Dari narasi singkat ini, tampak jelas bahwa Bani Israil diuji dengan kemunculan ikan yang melimpah hanya pada hari Sabat, mendorong mereka untuk melanggar larangan bekerja di hari suci tersebut. Kisah ini bukan sekadar catatan sejarah, melainkan cerminan dari tantangan kepatuhan dan godaan yang relevan hingga kini.

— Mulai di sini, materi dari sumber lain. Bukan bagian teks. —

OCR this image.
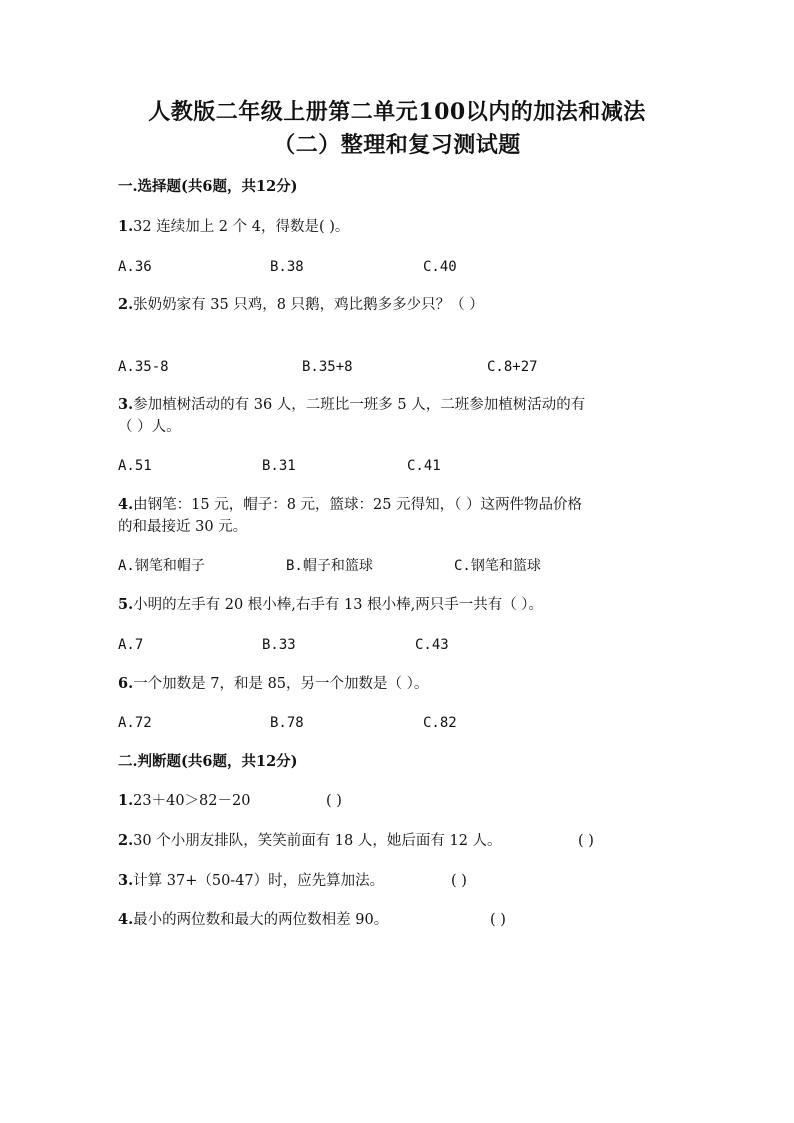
人教版二年级上册第二单元100以内的加法和减法
（二）整理和复习测试题
一.选择题(共6题，共12分)
1.32 连续加上 2 个 4，得数是( )。
A.36	B.38	C.40
2.张奶奶家有 35 只鸡，8 只鹅，鸡比鹅多多少只？（ ）
A.35-8	B.35+8	C.8+27
3.参加植树活动的有 36 人，二班比一班多 5 人，二班参加植树活动的有
（ ）人。
A.51	B.31	C.41
4.由钢笔：15 元，帽子：8 元，篮球：25 元得知，（ ）这两件物品价格
的和最接近 30 元。
A.钢笔和帽子	B.帽子和篮球	C.钢笔和篮球
5.小明的左手有 20 根小棒,右手有 13 根小棒,两只手一共有（ ）。
A.7	B.33	C.43
6.一个加数是 7，和是 85，另一个加数是（ ）。
A.72	B.78	C.82
二.判断题(共6题，共12分)
1.23＋40＞82－20	( )
2.30 个小朋友排队，笑笑前面有 18 人，她后面有 12 人。	( )
3.计算 37+（50-47）时，应先算加法。	( )
4.最小的两位数和最大的两位数相差 90。	( )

Dari ayat ini saja, kita memahami bahwa Bani Israil melanggar hari Sabat. Ayat-ayat selanjutnya mengindikasikan adanya kelompok yang memperingatkan mereka, kelompok yang lain bertanya mengapa peringatan itu diberikan, dan pada akhirnya, Tuhan menghukum para pelanggar sementara menyelamatkan mereka yang menyampaikan pesan kebenaran. Inti masalahnya adalah pelanggaran Sabat, yang secara sederhana dapat diartikan mereka melakukan pekerjaan, seperti menangkap ikan, pada hari yang seharusnya dikhususkan untuk beribadah.
Para penafsir klasik Al-Qur'an memiliki cerita-cerita yang rumit tentang bagaimana Bani Israil melanggar Sabat. Mereka berpendapat bahwa pelanggaran itu tidak dilakukan secara langsung, melainkan melalui "hila" atau trik. Salah satu cerita populer menyebutkan bahwa mereka memasang perangkap ikan pada hari Jumat (sebelum Sabat dimulai) dan membersihkannya pada Minggu (setelah Sabat berakhir). Secara teknis, mereka tidak menangkap ikan selama Sabat. Kisah ini sering digunakan dalam ceramah Jumat untuk memperingatkan umat Muslim agar tidak "bermain-main" dengan hukum Tuhan, menuntut kepatuhan literal.
Namun, apakah benar demikian? Sebenarnya, prinsip Islam secara luas menerima bahwa ketaatan terhadap hukum Tuhan haruslah dalam huruf dan semangatnya. Kita harus memahami esensi di balik hukum. Jika mengikuti makna literal justru menimbulkan kesulitan, maka setidaknya jangan melanggar huruf hukumnya.
Dalam konteks Bani Israil, mereka diuji: ikan-ikan tidak muncul pada hari biasa, tetapi melimpah ruah pada hari Sabat, seolah-olah menggoda mereka. Cerita tentang memasang perangkap sebelum dan membersihkannya setelah Sabat sebenarnya tidak terlalu berbeda dengan beberapa praktik dalam hukum Islam, khususnya mazhab Hanafi, yang dikenal mencari solusi agar umat dapat mengikuti hukum tanpa kesulitan ekstrem. Tentu, ada batasnya sejauh mana "mengelak" hukum bisa diterima, dan ekstremisme harus selalu dihindari.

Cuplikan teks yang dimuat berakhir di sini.